4. Ripetere i passaggi 4,1-4,3 per ogni embrione.

5. Fine della Chirurgia e Postoperation

1. Usare tamponi di cotone per manipolare l'utero torna nella madre. Riempire la cavità addominale con la soluzione salina riscaldata (aggiungere circa 2 ml).
2. Suturare il muscolo con semplici punti interrotti o un punto continuo. Usa # 6-0 suturaS.
3. Utilizzare punti per chiudere la ferita esterna. Fare attenzione a separare la pelle dal muscolo prima di pinzatura. Rimuovere la maschera naso.
4. Lasciare che il mouse per recuperare per 30 minuti nella riscaldata, gabbia pulita prima di metterlo nella stanza stabulario.

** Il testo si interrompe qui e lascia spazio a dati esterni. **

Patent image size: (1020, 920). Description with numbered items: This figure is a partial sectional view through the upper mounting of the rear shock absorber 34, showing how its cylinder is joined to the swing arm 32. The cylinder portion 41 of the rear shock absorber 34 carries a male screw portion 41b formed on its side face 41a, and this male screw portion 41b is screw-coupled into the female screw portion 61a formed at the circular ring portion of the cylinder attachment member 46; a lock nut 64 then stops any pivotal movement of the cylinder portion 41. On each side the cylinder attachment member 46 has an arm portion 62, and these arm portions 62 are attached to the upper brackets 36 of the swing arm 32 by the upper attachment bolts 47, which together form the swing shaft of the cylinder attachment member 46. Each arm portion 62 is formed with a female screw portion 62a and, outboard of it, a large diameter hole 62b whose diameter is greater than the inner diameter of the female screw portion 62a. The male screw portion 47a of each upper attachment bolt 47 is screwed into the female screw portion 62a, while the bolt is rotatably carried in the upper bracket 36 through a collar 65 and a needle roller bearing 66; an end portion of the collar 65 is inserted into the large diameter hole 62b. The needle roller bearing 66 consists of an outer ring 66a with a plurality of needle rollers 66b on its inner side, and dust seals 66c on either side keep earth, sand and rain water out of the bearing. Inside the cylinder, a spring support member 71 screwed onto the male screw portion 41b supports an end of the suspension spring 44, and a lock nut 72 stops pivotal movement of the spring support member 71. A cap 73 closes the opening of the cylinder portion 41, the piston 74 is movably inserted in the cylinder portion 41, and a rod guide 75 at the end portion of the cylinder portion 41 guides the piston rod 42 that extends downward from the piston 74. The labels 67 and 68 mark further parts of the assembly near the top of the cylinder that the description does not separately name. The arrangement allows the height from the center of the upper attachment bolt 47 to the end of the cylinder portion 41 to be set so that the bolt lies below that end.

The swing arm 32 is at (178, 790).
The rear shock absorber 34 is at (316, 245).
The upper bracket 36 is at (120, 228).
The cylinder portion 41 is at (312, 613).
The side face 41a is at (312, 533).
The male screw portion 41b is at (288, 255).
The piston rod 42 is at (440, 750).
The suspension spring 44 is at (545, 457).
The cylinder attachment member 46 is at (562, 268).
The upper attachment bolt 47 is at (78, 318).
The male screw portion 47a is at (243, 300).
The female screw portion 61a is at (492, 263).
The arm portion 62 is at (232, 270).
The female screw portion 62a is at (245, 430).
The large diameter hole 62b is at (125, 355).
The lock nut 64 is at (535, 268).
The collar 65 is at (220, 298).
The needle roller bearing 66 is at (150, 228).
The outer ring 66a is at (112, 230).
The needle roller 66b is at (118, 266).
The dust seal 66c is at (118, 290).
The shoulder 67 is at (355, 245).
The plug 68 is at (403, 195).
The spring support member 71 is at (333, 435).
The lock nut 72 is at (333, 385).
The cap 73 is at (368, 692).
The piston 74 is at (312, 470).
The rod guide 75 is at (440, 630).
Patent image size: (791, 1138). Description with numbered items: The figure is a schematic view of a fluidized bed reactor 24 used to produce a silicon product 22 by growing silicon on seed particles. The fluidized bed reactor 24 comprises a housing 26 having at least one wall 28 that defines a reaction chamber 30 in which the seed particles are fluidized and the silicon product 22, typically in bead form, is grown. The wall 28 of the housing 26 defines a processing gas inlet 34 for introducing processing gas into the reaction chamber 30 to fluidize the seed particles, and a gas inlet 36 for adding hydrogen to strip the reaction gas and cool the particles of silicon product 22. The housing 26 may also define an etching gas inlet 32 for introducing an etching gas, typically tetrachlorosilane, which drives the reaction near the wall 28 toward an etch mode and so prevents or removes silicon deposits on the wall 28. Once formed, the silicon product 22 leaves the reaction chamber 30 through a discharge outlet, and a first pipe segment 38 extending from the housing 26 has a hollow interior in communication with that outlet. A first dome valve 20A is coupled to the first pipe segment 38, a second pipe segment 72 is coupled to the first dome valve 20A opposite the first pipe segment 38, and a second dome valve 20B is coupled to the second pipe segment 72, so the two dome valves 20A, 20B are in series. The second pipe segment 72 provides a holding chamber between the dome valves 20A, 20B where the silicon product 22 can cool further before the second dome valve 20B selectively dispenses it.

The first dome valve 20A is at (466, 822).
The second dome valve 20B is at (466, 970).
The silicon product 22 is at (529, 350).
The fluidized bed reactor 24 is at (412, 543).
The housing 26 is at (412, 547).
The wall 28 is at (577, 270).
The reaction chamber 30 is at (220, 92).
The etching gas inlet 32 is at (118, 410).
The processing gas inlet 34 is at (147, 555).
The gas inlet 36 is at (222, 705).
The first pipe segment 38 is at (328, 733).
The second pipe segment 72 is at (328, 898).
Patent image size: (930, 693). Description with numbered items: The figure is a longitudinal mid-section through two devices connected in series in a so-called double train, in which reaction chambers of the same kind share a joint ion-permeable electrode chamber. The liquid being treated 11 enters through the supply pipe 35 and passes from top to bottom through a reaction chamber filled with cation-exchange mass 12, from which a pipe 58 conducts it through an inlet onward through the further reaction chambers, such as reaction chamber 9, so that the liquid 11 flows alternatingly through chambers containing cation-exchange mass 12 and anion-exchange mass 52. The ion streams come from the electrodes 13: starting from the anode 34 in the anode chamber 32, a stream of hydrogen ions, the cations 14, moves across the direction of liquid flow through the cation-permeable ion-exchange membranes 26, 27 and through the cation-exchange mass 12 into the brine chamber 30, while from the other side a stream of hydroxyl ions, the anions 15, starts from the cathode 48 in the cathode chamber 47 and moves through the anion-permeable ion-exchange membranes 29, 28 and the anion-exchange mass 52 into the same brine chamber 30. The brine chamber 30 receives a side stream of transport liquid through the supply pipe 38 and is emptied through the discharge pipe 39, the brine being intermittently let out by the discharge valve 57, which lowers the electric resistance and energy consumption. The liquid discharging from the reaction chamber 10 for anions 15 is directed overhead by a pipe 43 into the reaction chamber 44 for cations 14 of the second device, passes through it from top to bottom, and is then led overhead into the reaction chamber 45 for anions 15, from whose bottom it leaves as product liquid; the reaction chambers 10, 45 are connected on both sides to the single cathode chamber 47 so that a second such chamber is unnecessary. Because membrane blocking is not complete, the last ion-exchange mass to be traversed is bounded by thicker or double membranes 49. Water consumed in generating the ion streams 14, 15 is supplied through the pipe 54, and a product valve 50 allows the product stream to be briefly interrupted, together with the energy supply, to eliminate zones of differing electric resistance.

Non lasciare un animale incustodito fino a quando non ha ripreso conoscenza sufficiente a mantenere decubito sternale. Non posizionare un animale che ha subito un intervento chirurgico, in compagnia di altri animali fino alla completa guarigione.
5. Sorvegliare l'animale durante i giorni dopo l'intervento. Applicare analgesici per via sottocutanea (carprofen, 5 mg / kg di peso corporeo) ogni 12 h per 2 giorni o secondo la legislazione degli animali. Nessun cure post-operatorie aggiuntivo è necessario per i cuccioli.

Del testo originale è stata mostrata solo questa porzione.